Each year the Mississippi Humanities Council presents the award to humanities faculty at each of the state’s colleges and universities. The recipients will be recognized March 24, 2020 at the Council’s annual Public Humanities Awards ceremony at the Old Capitol Museum in Jackson.
Humanities Teacher of the Year Award recipients are nominated each year by their respective institutions’ presidents or department deans. Recipient receive a $400 cash award.
Each recipient of the Humanities Teacher Award is required to prepare and deliver a public lecture. Cherry’s lecture will be Wednesday, Feb. 26, at 3 p.m. in the F.R. Young Student Union board dining room on the Scooba campus. The event is free and the public is encouraged to attend, as are the college’s students, faculty and staff. A reception will follow.
Cherry’s lecture is titled “Connections.”
“I will explain a little about how what I do on an individual basis is connected to art history,” Cherry said. “Mainly I want to show what artists have influenced me and how the work of artists in general, even if they don’t think about it, stands on the shoulders of everyone that came before them.”

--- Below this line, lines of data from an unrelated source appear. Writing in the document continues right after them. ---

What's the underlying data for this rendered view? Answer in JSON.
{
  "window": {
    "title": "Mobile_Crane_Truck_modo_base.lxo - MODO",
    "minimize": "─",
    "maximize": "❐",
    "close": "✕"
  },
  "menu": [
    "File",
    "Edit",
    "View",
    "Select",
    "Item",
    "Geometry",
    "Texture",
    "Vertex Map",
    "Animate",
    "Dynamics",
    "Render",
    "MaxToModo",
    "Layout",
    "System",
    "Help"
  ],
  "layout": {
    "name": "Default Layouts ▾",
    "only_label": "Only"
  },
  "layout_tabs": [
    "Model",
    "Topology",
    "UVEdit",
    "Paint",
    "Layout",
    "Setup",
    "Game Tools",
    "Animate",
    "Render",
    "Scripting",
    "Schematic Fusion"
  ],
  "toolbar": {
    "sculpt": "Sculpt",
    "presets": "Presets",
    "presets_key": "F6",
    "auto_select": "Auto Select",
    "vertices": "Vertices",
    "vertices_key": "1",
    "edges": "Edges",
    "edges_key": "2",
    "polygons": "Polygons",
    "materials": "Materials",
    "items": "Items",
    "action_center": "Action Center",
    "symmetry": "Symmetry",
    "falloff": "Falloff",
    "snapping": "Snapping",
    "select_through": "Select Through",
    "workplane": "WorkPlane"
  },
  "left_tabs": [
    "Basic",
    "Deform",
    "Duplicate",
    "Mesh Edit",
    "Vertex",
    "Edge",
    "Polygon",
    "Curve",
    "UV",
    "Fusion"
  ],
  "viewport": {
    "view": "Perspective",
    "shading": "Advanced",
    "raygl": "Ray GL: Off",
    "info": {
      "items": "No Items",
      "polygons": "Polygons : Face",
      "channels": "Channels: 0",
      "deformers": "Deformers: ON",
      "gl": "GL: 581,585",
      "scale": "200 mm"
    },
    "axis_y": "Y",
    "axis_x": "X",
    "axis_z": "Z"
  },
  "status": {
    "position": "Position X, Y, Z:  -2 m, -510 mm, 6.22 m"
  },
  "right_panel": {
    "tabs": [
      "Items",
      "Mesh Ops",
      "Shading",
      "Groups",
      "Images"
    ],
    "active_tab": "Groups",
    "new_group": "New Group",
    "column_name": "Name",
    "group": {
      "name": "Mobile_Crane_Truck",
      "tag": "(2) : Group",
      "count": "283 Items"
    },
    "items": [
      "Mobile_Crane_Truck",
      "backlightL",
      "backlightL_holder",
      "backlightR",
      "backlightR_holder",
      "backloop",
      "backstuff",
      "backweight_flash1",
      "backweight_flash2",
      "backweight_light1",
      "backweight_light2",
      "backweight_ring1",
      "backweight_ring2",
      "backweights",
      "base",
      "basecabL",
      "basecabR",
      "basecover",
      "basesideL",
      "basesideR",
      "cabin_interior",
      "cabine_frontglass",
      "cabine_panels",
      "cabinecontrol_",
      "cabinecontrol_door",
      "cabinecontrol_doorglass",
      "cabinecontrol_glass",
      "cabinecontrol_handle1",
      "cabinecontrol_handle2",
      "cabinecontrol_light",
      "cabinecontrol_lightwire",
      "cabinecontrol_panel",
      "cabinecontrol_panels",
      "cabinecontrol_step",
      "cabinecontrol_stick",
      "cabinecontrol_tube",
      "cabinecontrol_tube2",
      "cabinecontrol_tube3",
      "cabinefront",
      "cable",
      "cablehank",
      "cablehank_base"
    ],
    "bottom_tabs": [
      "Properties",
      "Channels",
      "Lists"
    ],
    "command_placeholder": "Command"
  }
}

Cherry first began teaching at EMCC in 1975. He left the college in 1984 to tour and exhibit his artwork at festivals, art shows and competitions across the country. After a decade on the road, he turned again to teaching on a part time basis and became a full time instructor two years later at EMCC.
“When I first started teaching, I thought, ‘At some point I am going to get out of this and pursue my art,’ which I did,” Cherry said. “When I came back, after my first semester, I realized I was actually more cut out for teaching, which is one of the reasons I have been able to stay at it so long.”
Cherry will retire this month, after having worked at the college for a total of 34 years.
A Texas native, Cherry moved at the age of 19 to his father’s hometown of Porterville in Kemper County, where Cherry resides today. At his father’s urging, Cherry enrolled at EMCC in 1970. He dropped out of college for a couple of years, entered the logging business and later reenrolled at EMCC.
Cherry took an art class “and never looked back.”
After graduating from EMCC, Cherry enrolled at Mississippi State University and a year later married his wife Kate, who is the executive director of the Meridian Museum of Art. In May, the couple will celebrate their 46th wedding anniversary.
Cherry earned a bachelor’s degree in commercial art at MSU and his master’s degree at Mississippi College. In 2016, he was presented with Mississippi College’s Distinguished Art Alumnus Award.
Cherry’s numerous awards include the Mississippi Watercolor Society’s Grand National Mary Jane Whittington Award (1989); the Mississippi Museum Purchase Award (1992); and the John Gaddis Award (1993). His artwork has been exhibited in venues that include the Terrance Gallery in New York, the Southern Watercolor Society Annual Juried Competition and the Texas Watercolor Society, to name a few.
While his medium of choice is watercolors, Cherry’s artwork is eclectic.
“As a teacher, you try to touch on as many different styles and types of artwork as possible so you wind up trying all kinds of things,” Cherry said. “It’s great fun.”